…But unlike last time, he’s clear about it now.
Joseph Stiglitz, “Student Debt and the Crushing of the American Dream,” New York Times‘ Opinionator.
Yesterday, Stiglitz argued that student debt is connected to inequality, and it’s “intertwined” with lack of housing demand. He writes:
It’s a vicious cycle: lack of demand for housing contributes to a lack of jobs, which contributes to weak household formation, which contributes to a lack of demand for housing.
I’m dead certain that student loans crowd out homeownership for individual debtors, but I don’t know to what extent that can be imputed to the whole economy. Stiglitz is arguing that but for student loans, people have the income to afford housing. I don’t think this is true. I think most student loan debtors lack the income period. Thus, the “lack of demand for housing” is caused by untaxed land rents, which isn’t related to student loans.
Stiglitz might be right, but I don’t think every student loan debtor is just a few hundred dollars away from homeownership. I do think, however, that he’s wrong about the value of higher education. Cue the Eloi lawyers and Morlock material movers who have law degrees:
Curbing student debt is tantamount to curbing social and economic opportunity … Our economy is increasingly reliant on knowledge-related industries. No matter what happens with currency wars and trade balances, the United States is not going to return to making textiles. Unemployment rates among college graduates are much lower than among those with only a high school diploma.
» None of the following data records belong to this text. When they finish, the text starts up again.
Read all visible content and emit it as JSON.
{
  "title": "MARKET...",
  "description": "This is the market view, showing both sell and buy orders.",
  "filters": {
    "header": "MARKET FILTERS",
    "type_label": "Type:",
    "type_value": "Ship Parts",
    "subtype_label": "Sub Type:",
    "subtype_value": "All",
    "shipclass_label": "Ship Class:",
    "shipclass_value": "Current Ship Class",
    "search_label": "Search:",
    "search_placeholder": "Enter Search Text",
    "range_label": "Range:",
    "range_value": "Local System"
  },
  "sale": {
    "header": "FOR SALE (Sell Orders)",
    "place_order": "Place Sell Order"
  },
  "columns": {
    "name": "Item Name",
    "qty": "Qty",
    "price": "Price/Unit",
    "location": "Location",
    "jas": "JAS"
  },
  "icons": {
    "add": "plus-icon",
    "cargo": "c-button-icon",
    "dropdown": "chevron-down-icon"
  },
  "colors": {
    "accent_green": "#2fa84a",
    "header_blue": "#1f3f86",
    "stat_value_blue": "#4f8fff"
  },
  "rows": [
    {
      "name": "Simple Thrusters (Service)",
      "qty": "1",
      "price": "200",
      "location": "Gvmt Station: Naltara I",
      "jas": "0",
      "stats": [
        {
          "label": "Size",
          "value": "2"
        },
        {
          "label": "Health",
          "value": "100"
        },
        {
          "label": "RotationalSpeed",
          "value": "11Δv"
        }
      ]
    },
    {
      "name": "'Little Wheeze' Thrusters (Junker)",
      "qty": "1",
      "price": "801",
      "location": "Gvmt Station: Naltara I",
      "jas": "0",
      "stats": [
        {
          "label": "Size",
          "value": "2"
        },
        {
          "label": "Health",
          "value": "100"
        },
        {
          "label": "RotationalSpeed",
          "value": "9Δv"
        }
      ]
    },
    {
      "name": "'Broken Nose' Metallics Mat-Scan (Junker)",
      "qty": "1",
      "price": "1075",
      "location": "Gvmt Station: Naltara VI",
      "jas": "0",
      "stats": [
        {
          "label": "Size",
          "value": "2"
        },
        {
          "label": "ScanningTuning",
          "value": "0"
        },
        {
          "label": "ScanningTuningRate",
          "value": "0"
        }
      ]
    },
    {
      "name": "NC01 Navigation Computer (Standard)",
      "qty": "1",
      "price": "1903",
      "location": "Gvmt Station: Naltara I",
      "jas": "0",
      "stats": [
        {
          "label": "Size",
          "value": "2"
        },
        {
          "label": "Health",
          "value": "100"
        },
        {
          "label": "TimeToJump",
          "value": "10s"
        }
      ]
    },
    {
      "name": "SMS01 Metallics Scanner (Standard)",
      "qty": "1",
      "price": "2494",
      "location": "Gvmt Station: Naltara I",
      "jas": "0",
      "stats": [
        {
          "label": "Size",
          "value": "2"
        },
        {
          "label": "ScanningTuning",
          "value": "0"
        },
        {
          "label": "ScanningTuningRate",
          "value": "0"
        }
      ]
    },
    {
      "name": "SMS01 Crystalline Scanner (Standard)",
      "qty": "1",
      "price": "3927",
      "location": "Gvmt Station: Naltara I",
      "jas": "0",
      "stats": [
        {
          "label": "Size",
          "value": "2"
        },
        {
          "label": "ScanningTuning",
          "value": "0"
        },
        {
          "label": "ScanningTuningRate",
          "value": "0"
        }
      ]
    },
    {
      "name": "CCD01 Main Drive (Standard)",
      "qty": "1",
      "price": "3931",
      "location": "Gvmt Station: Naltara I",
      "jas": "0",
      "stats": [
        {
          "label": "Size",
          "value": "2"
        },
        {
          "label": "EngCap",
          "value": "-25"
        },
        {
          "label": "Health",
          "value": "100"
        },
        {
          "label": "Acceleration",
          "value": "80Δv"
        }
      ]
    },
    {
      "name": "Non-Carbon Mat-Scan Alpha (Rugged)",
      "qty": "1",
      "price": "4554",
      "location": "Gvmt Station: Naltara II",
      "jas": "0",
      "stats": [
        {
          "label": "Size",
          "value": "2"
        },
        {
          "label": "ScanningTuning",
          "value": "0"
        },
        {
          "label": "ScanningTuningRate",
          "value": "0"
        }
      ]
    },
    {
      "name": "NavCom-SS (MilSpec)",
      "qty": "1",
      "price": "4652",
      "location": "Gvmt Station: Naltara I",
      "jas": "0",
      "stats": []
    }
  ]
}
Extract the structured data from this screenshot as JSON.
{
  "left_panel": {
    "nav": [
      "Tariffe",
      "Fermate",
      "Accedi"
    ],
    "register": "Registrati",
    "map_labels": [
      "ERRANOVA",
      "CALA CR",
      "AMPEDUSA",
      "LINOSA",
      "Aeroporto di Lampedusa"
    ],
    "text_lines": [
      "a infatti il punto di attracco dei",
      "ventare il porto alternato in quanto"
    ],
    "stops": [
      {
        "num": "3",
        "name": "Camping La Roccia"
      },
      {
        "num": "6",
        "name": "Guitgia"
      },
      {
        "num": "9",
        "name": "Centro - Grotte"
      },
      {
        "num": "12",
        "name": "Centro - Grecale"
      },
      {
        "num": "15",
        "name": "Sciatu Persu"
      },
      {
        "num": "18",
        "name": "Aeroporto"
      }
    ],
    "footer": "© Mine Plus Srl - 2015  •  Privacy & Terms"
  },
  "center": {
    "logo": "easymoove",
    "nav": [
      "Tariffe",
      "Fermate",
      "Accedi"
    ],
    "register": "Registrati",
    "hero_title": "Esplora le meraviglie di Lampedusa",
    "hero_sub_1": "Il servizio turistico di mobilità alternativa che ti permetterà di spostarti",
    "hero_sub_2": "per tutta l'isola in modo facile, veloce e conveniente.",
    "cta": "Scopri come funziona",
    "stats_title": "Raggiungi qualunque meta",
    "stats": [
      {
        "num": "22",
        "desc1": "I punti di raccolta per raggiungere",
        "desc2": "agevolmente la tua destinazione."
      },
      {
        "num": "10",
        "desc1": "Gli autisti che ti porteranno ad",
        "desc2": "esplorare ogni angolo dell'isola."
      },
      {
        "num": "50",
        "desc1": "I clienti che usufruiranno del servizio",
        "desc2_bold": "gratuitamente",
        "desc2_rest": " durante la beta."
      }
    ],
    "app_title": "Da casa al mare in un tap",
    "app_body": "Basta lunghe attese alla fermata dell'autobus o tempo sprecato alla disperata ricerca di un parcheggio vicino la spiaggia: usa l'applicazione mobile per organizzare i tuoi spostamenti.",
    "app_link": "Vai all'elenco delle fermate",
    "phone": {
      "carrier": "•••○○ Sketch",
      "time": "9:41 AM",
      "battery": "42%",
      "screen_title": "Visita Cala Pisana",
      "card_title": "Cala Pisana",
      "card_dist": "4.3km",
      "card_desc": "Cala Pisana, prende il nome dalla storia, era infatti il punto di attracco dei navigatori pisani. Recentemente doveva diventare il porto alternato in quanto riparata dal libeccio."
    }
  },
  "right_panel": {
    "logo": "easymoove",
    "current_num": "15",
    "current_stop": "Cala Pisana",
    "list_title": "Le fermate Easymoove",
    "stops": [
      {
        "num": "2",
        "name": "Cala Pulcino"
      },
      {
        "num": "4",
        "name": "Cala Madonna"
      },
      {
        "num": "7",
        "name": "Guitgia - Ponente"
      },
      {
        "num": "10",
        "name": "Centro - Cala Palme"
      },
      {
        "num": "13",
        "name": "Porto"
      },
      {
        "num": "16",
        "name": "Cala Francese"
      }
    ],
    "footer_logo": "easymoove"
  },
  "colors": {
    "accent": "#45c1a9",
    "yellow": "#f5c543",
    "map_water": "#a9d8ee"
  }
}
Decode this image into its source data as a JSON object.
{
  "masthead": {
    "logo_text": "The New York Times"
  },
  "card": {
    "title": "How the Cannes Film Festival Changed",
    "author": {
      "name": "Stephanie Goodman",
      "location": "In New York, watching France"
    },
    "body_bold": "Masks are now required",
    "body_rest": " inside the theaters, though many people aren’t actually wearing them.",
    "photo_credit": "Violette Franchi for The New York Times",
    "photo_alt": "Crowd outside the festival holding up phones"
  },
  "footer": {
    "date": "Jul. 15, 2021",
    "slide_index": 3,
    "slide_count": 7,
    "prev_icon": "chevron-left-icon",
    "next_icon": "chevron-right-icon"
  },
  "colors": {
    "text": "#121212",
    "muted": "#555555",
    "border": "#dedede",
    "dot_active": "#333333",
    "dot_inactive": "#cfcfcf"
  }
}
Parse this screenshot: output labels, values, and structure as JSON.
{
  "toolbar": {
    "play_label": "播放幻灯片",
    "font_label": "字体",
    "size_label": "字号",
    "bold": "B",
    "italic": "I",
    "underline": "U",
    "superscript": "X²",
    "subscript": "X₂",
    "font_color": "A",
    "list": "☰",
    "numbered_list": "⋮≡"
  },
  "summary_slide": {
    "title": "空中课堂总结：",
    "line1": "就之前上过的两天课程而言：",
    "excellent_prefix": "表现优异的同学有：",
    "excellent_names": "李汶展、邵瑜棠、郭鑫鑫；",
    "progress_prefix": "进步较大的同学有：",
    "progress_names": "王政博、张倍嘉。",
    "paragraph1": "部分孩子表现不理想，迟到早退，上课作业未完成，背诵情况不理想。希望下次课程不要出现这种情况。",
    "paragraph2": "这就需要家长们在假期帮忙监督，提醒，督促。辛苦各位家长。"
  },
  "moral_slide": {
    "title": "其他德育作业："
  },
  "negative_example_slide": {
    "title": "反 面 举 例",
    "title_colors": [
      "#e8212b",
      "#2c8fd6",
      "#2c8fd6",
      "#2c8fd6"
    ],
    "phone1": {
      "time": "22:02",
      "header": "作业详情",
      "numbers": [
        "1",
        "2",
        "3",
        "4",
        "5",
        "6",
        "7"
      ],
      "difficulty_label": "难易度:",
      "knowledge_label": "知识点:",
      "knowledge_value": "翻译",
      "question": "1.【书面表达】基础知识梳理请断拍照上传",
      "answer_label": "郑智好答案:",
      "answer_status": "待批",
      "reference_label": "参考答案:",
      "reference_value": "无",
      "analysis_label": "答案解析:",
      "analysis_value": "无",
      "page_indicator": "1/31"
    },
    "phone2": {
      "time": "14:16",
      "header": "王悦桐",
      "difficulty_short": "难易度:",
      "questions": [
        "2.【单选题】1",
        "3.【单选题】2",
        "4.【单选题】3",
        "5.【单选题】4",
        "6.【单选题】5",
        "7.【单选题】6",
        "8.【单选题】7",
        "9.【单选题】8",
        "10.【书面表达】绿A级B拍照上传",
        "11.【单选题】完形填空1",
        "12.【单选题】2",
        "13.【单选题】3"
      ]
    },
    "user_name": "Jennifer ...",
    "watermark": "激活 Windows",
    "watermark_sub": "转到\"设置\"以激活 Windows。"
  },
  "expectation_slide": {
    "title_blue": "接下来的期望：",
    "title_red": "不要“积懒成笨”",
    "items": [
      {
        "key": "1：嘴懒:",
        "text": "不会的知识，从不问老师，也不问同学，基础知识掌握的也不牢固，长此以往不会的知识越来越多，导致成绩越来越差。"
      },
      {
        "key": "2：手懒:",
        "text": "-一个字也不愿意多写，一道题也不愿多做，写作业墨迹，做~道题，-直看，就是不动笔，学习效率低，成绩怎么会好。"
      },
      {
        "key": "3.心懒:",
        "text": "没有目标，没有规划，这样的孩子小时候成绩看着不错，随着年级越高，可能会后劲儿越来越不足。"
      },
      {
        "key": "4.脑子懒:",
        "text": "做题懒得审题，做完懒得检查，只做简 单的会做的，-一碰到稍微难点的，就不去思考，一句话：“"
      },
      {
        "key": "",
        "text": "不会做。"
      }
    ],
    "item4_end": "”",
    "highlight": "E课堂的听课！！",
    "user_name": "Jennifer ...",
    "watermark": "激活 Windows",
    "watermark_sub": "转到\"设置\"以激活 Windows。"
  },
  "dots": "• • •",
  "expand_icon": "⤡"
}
I have to credit Stiglitz for actually connecting the trade deficit to jobs to student loan debt. This connection is very real, but it’s not made often because economists know nothing about student loan debt, and student debt advocates know nothing about labor economics. Again, I disagree. If we flip the trade deficit, maybe the textile jobs won’t come back—I don’t see why they wouldn’t, the U.S. is still one of the world’s biggest cotton manufacturers—but the lump of labor fallacy doesn’t apply to individual industries. There’s only so much demand for lawyers, brain surgeons, advertisers, fashion designers, and other knowledge workers. At some point, technology will reduce the labor economy to trading simple services that can’t be automated, like haircuts, waiting tables, etc. These jobs will rarely pay well, which is one argument for taxing the land rent and redistributing it as a citizen’s dividend.
The other big problem with the article is that Stiglitz doesn’t believe that over-generous federal lending enables tuition increases. He makes passing mention to slashed government subsidies to public universities, which is correct, but he thinks the rest of tuition increases are due to “the banks'” and not higher educators trying to sell parents on multi-million dollar athletic facilities. Then, as expected, he attacks the for-profits as though nonprofits and public universities are guileless. He also doesn’t point out that for 85 percent of the debt, “the banks” are the federal government either directly or by guarantee.
As a result, Stiglitz’ policy prescriptions are a muddle. Yes, restoring bankruptcy protections is critical, but thanks to IBR, even for-profits won’t post very high default rates, unless they don’t tell dropouts how to fill out the forms. Consequently, they will likely have access to federal funding indefinitely no matter what federal judges say. Slashing interest rates to the Fed’s discount rate (that’s the rate it quotes for its direct lending to the banks) will reduce debt burdens, but it certainly won’t discourage people from taking out loans they don’t need for degrees that have little value.
Stiglitz supports adopting Australia’s income-contingent repayment system, but I think we should take the government out of higher education finance entirely.